People of color are disporportionately jailed and punished for crimes that white people walk away from. Of course, they are also poor. But if poverty were the only variable, then there wouldn't be the disproportion.
How do I talk about this without talking about prejudice against people of color? Perhaps not conscious, but real.
Joanna
----- Original Message ----- From: "Dennis Claxton" <ddclaxton at earthlink.net> To: lbo-talk at lbo-talk.org, lbo-talk at lbo-talk.org, lbo-talk at lbo-talk.org Sent: Tuesday, September 27, 2011 10:45:27 PM Subject: Re: [lbo-talk] Noam Chomsky is losing it
At 10:36 PM 9/27/2011, Dennis Claxton wrote:
>He's basically saying that calling out someone as racist is not
>politics because, again in the part you clipped, "It doesn't lend
>itself to any particular action except more taxonomic argument about
>what counts as racism."
I meant to include this. Reed also says:
My point is that it's more effective politically to challenge the inequality and injustice directly and bypass the debate over whether it should be called "racism."

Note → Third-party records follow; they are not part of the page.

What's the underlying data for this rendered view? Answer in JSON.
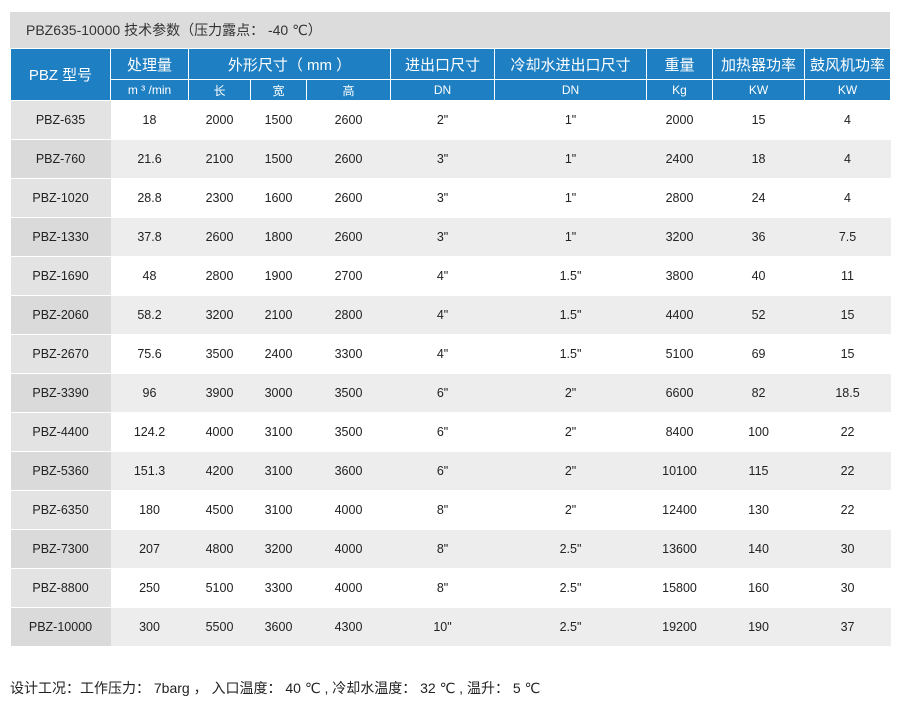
{
  "title": "PBZ635-10000 技术参数（压力露点： -40 ℃）",
  "header": {
    "model": "PBZ  型号",
    "capacity": "处理量",
    "capacity_unit": "m ³ /min",
    "dimensions": "外形尺寸（  mm  ）",
    "length": "长",
    "width": "宽",
    "height": "高",
    "inlet": "进出口尺寸",
    "inlet_unit": "DN",
    "cooling": "冷却水进出口尺寸",
    "cooling_unit": "DN",
    "weight": "重量",
    "weight_unit": "Kg",
    "heater": "加热器功率",
    "heater_unit": "KW",
    "blower": "鼓风机功率",
    "blower_unit": "KW"
  },
  "rows": [
    [
      "PBZ-635",
      "18",
      "2000",
      "1500",
      "2600",
      "2\"",
      "1\"",
      "2000",
      "15",
      "4"
    ],
    [
      "PBZ-760",
      "21.6",
      "2100",
      "1500",
      "2600",
      "3\"",
      "1\"",
      "2400",
      "18",
      "4"
    ],
    [
      "PBZ-1020",
      "28.8",
      "2300",
      "1600",
      "2600",
      "3\"",
      "1\"",
      "2800",
      "24",
      "4"
    ],
    [
      "PBZ-1330",
      "37.8",
      "2600",
      "1800",
      "2600",
      "3\"",
      "1\"",
      "3200",
      "36",
      "7.5"
    ],
    [
      "PBZ-1690",
      "48",
      "2800",
      "1900",
      "2700",
      "4\"",
      "1.5\"",
      "3800",
      "40",
      "11"
    ],
    [
      "PBZ-2060",
      "58.2",
      "3200",
      "2100",
      "2800",
      "4\"",
      "1.5\"",
      "4400",
      "52",
      "15"
    ],
    [
      "PBZ-2670",
      "75.6",
      "3500",
      "2400",
      "3300",
      "4\"",
      "1.5\"",
      "5100",
      "69",
      "15"
    ],
    [
      "PBZ-3390",
      "96",
      "3900",
      "3000",
      "3500",
      "6\"",
      "2\"",
      "6600",
      "82",
      "18.5"
    ],
    [
      "PBZ-4400",
      "124.2",
      "4000",
      "3100",
      "3500",
      "6\"",
      "2\"",
      "8400",
      "100",
      "22"
    ],
    [
      "PBZ-5360",
      "151.3",
      "4200",
      "3100",
      "3600",
      "6\"",
      "2\"",
      "10100",
      "115",
      "22"
    ],
    [
      "PBZ-6350",
      "180",
      "4500",
      "3100",
      "4000",
      "8\"",
      "2\"",
      "12400",
      "130",
      "22"
    ],
    [
      "PBZ-7300",
      "207",
      "4800",
      "3200",
      "4000",
      "8\"",
      "2.5\"",
      "13600",
      "140",
      "30"
    ],
    [
      "PBZ-8800",
      "250",
      "5100",
      "3300",
      "4000",
      "8\"",
      "2.5\"",
      "15800",
      "160",
      "30"
    ],
    [
      "PBZ-10000",
      "300",
      "5500",
      "3600",
      "4300",
      "10\"",
      "2.5\"",
      "19200",
      "190",
      "37"
    ]
  ],
  "footer": "设计工况：工作压力： 7barg  ，  入口温度： 40 ℃ , 冷却水温度： 32 ℃ , 温升： 5 ℃"
}
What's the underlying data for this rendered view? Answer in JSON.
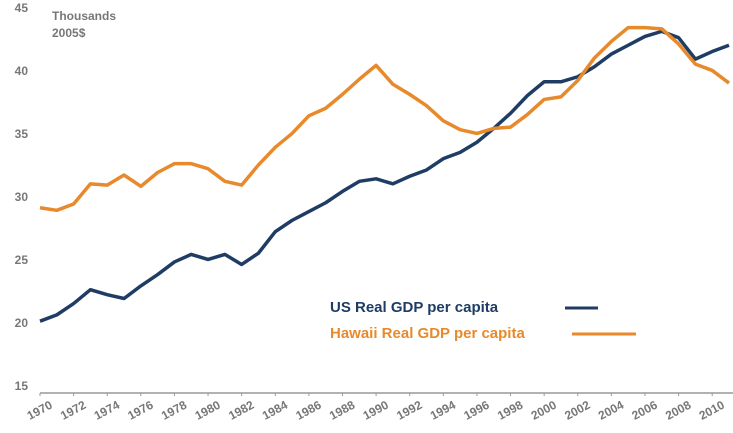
{
  "chart_data": {
    "type": "line",
    "ylabel_lines": [
      "Thousands",
      "2005$"
    ],
    "x": [
      1970,
      1971,
      1972,
      1973,
      1974,
      1975,
      1976,
      1977,
      1978,
      1979,
      1980,
      1981,
      1982,
      1983,
      1984,
      1985,
      1986,
      1987,
      1988,
      1989,
      1990,
      1991,
      1992,
      1993,
      1994,
      1995,
      1996,
      1997,
      1998,
      1999,
      2000,
      2001,
      2002,
      2003,
      2004,
      2005,
      2006,
      2007,
      2008,
      2009,
      2010,
      2011
    ],
    "series": [
      {
        "name": "US Real GDP per capita",
        "color": "#1f3d64",
        "values": [
          20.7,
          21.2,
          22.1,
          23.2,
          22.8,
          22.5,
          23.5,
          24.4,
          25.4,
          26.0,
          25.6,
          26.0,
          25.2,
          26.1,
          27.8,
          28.7,
          29.4,
          30.1,
          31.0,
          31.8,
          32.0,
          31.6,
          32.2,
          32.7,
          33.6,
          34.1,
          34.9,
          36.0,
          37.2,
          38.6,
          39.7,
          39.7,
          40.1,
          40.9,
          41.9,
          42.6,
          43.3,
          43.7,
          43.2,
          41.5,
          42.1,
          42.6
        ]
      },
      {
        "name": "Hawaii Real GDP per capita",
        "color": "#e8892b",
        "values": [
          29.7,
          29.5,
          30.0,
          31.6,
          31.5,
          32.3,
          31.4,
          32.5,
          33.2,
          33.2,
          32.8,
          31.8,
          31.5,
          33.1,
          34.5,
          35.6,
          37.0,
          37.6,
          38.7,
          39.9,
          41.0,
          39.5,
          38.7,
          37.8,
          36.6,
          35.9,
          35.6,
          36.0,
          36.1,
          37.1,
          38.3,
          38.5,
          39.8,
          41.6,
          42.9,
          44.0,
          44.0,
          43.9,
          42.7,
          41.1,
          40.6,
          39.6
        ]
      }
    ],
    "xlim": [
      1970,
      2011
    ],
    "xticks": [
      1970,
      1972,
      1974,
      1976,
      1978,
      1980,
      1982,
      1984,
      1986,
      1988,
      1990,
      1992,
      1994,
      1996,
      1998,
      2000,
      2002,
      2004,
      2006,
      2008,
      2010
    ],
    "ylim": [
      15,
      45
    ],
    "yticks": [
      15,
      20,
      25,
      30,
      35,
      40,
      45
    ],
    "grid": false
  }
}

I do recognize that, partly because of the terms on which the civil rights movement's victories have been achieved, there is a strong practical imperative for stressing the racially invidious aspects of injustices: they have legal remedies. Race is one of the legal classes protected by anti-discrimination law; poverty, for instance, is not. But this makes identifying "racism" a technical requirement for pursuing certain grievances, not the basis of an overall political strategy for pursuit of racial justice, or, as I believe is a clearer left formulation, racial equality as an essential component of a program of social justice.